In this work, we have tested our multimodel explanation methods on the Pepper robot. During the experiments, a person interacts with the Pepper robot, who can simultaneously recognise their facial expressions and verbalise the human face emotion prediction as verbal feedback in HRI. The related speech is generated based on the emotion recognition results. For example, if the emotion recognition result is happy, the explainable speech sentence will be As I noticed your Cheek Raiser and Lip Corner Puller, I think you are happy. The speech voice is synthesized through the Text-To-Speech (TTS) tool of the Naoqi SDK of the Pepper robot. And based on the LRP model, the robot can extract the heatmap images as the pixel-level explanation for the interactor. The original face and the heatmap face are be shown in the Pepper chest screen as interpretable visual feedback. Through verbal and visual feedback, this explainable system has the benefit of supporting trustworthy human-robot interaction.

Fig. 7.
figure 7

An example of AUs-based explanation for surprise emotion

5 Conclusion and Future Work

Robotic systems may become more commonplace, but at the same time, more complex.

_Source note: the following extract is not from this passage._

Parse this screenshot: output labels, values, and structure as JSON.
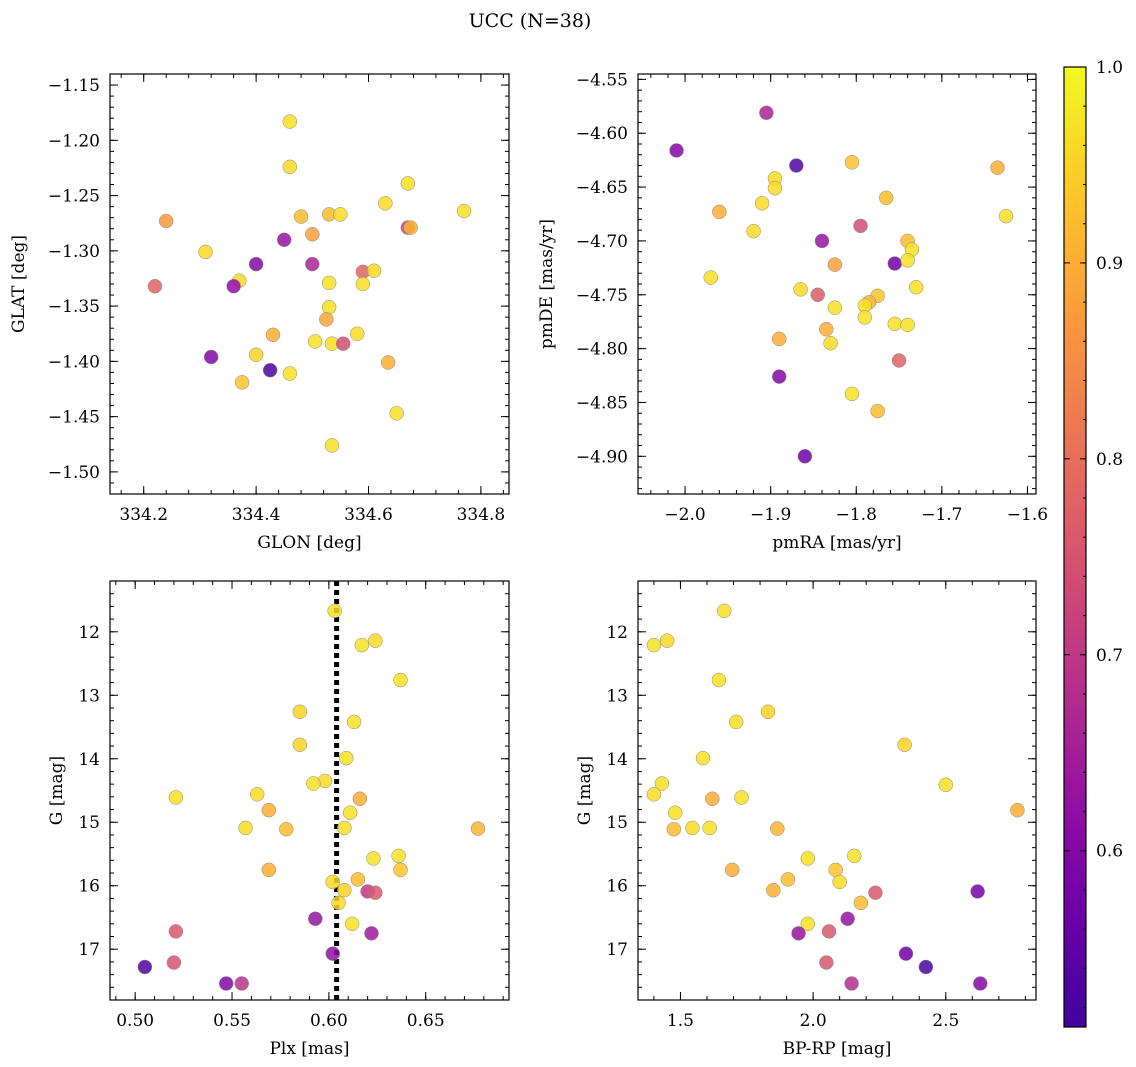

When robots fail to express their intentions, people will feel not only discomfortable but also untrustworthy. It is necessary for people to know how the robot recognize human emotion to assess when such systems can be trusted, even if robots follow a reasonable decision-making process.

In conclusion, this paper integrates two explainable methods in emotion recognition for trustworthy HRI. Using the explainable method LRP, the robot can extract the facial heatmap that highlights significant parts of the facial pixels most responsible for the emotion prediction task. The visualized attention heatmap and verbal feedback, can help the user understand the perceptual mechanism the robot uses to recognise emotions. Thus the explainable method provides essential insights into the natural features of the prediction model.

In this work, we just completed the essential human facial emotion recognition with related explanation, but have not conducted much work on trust validation with our explainable model in human-robot interaction scenes. As for future work, more human-joined tests will be taken for trust evaluation to explore the effectiveness of our multimodel explanation. And we will explore how we can use the feedback for human-in-the-loop robot learning to improve the robot’s emotional perception ability in dynamic HRI scenes.